Ein Lottogewinn und 8 Millionen andere Probleme
Raf – tot oder lebendig. Ich wollte mich ausziehen. Ich wollte ihn spüren.
Ich zog mein Oberteil aus und schob sein T-Shirt hoch. Als wir uns aneinanderschmiegten, merkte ich, dass er zitterte, wie jemand, der Angst hat. Seine Augen waren geschlossen. Ein Adrenalinschub durchflutete mich.
Ich hatte es geschafft, dass ein Junge wie Raf vor Verlangen zitterte! Ich konnte alles schaffen! Alles!
Ein ungeheures Hochgefühl überkam mich. Ich fand nicht nur Raf begehrenswert, sondern auch mich selbst. Ich genoss es, mich erwachsen und sexy zu fühlen und mit dem Mann meiner Träume allein zu sein, so wie in meinen Zukunftsfantasien. Ich genoss das Hotelzimmer, den Bacardi, unsere Bewegungen. Ich ließ mich ganz bewusst auf das Abenteuer ein – mit allen seinen Gefahren.
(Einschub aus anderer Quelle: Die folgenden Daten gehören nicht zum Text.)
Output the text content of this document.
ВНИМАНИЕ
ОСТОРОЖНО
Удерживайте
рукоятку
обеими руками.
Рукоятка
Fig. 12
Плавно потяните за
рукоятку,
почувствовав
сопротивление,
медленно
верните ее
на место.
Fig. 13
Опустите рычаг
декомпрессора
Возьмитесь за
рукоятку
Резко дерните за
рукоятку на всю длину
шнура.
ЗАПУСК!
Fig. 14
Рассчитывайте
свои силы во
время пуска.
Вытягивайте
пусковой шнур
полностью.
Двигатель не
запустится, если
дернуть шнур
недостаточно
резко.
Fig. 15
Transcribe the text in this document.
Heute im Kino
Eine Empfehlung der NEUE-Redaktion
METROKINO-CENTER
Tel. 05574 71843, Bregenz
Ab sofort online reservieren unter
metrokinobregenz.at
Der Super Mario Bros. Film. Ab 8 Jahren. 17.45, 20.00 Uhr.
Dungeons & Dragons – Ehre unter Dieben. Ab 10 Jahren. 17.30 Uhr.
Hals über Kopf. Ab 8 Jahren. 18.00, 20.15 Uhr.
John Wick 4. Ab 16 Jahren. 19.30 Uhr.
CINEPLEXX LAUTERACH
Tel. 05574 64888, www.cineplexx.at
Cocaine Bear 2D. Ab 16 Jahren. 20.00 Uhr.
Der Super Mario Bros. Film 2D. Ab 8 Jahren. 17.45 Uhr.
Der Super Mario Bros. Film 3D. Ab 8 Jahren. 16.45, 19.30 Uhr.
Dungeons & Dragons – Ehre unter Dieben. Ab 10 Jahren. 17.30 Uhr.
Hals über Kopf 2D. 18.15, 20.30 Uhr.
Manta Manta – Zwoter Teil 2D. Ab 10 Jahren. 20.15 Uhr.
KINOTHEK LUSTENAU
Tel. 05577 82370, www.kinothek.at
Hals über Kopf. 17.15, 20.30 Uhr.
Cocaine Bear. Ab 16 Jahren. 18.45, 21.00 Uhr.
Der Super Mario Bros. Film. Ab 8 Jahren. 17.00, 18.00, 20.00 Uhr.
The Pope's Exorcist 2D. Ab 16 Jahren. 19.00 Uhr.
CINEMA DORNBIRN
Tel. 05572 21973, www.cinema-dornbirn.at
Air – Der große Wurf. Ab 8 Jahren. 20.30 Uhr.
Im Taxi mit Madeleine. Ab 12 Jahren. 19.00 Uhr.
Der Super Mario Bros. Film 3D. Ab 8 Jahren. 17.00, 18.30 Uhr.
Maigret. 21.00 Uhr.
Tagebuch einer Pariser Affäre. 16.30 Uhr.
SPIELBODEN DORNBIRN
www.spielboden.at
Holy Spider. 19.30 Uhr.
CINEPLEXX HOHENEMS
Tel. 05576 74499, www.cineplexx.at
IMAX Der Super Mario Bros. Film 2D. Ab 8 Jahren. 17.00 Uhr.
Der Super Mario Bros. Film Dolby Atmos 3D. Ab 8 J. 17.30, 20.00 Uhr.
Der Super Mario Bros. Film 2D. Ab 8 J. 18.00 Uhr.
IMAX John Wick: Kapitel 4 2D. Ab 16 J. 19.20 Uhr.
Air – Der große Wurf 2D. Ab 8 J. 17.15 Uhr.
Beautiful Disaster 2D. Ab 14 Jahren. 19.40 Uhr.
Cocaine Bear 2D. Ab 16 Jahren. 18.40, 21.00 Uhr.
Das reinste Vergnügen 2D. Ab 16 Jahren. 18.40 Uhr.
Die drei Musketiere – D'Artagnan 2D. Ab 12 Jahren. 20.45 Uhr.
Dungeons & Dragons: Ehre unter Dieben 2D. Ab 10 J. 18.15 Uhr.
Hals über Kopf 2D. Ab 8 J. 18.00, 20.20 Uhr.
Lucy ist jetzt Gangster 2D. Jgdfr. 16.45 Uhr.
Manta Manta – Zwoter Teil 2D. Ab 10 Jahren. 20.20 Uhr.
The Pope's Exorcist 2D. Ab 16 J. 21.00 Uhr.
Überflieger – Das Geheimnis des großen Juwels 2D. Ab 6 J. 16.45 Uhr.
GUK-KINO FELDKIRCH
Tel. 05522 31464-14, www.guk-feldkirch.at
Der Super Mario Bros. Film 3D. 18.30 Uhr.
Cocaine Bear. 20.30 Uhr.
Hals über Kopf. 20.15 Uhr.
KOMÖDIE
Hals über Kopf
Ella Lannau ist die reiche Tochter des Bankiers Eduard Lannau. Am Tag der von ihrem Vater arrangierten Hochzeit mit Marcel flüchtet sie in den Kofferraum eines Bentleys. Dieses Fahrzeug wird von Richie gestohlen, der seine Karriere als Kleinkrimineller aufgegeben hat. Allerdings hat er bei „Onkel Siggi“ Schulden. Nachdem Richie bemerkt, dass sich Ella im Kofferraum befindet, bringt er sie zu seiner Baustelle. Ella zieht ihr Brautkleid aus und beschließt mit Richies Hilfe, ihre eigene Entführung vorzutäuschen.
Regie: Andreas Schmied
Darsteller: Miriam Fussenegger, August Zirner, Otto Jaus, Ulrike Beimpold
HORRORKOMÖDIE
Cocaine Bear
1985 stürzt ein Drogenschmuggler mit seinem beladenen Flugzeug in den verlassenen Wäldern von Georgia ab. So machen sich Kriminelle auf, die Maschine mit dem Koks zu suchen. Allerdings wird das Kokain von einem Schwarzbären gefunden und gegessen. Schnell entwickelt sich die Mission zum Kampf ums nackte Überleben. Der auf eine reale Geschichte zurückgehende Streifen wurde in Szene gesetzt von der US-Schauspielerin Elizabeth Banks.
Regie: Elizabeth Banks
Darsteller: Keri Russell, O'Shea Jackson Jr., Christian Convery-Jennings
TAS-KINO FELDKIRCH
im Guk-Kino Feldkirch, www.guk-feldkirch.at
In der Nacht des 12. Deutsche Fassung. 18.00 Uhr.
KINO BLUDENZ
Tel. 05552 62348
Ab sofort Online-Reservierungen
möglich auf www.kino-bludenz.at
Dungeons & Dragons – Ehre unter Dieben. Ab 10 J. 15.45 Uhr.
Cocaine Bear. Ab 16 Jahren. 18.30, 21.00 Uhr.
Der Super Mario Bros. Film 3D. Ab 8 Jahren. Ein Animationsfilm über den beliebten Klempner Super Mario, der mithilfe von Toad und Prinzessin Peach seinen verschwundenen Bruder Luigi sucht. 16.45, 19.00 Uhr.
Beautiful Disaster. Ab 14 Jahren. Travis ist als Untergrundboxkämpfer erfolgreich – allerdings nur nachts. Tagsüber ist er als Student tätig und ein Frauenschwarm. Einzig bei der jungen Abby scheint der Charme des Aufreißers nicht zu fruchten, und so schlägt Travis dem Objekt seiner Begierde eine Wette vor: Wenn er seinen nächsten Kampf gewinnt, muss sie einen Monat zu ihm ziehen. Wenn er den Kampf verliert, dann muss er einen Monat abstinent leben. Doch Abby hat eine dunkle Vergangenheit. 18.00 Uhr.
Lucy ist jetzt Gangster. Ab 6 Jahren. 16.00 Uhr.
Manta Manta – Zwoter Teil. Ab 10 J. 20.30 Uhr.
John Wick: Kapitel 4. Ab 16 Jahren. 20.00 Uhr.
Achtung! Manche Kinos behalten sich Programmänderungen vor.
Wir fielen aufs Bett, auf die kühlen Laken, klammertenuns aneinander, streichelten einander, waren uns ganz nah. Ich prägte mir alles an ihm ein: seinen Geschmack, seinen Geruch, die Art, wie seine Haut sich spannte, als ich ihm das Haar aus der Stirn strich, den verzückten Ausdruck auf seinem Gesicht, als er mich anschaute.
»Du bist wunderschön, Lia«, sagte er leise. »Wunderschön.«
Dann konnte uns nichts mehr aufhalten – keine Eltern, keine kleinen Schwestern im gleichen Zimmer oder große Brüder vor der Tür, keine glotzenden, tuschelnden Mitschüler. Wir waren allein. Niemand konnte uns daran hindern, einander zu erforschen, einander anzufassen, uns im Einklang zu bewegen …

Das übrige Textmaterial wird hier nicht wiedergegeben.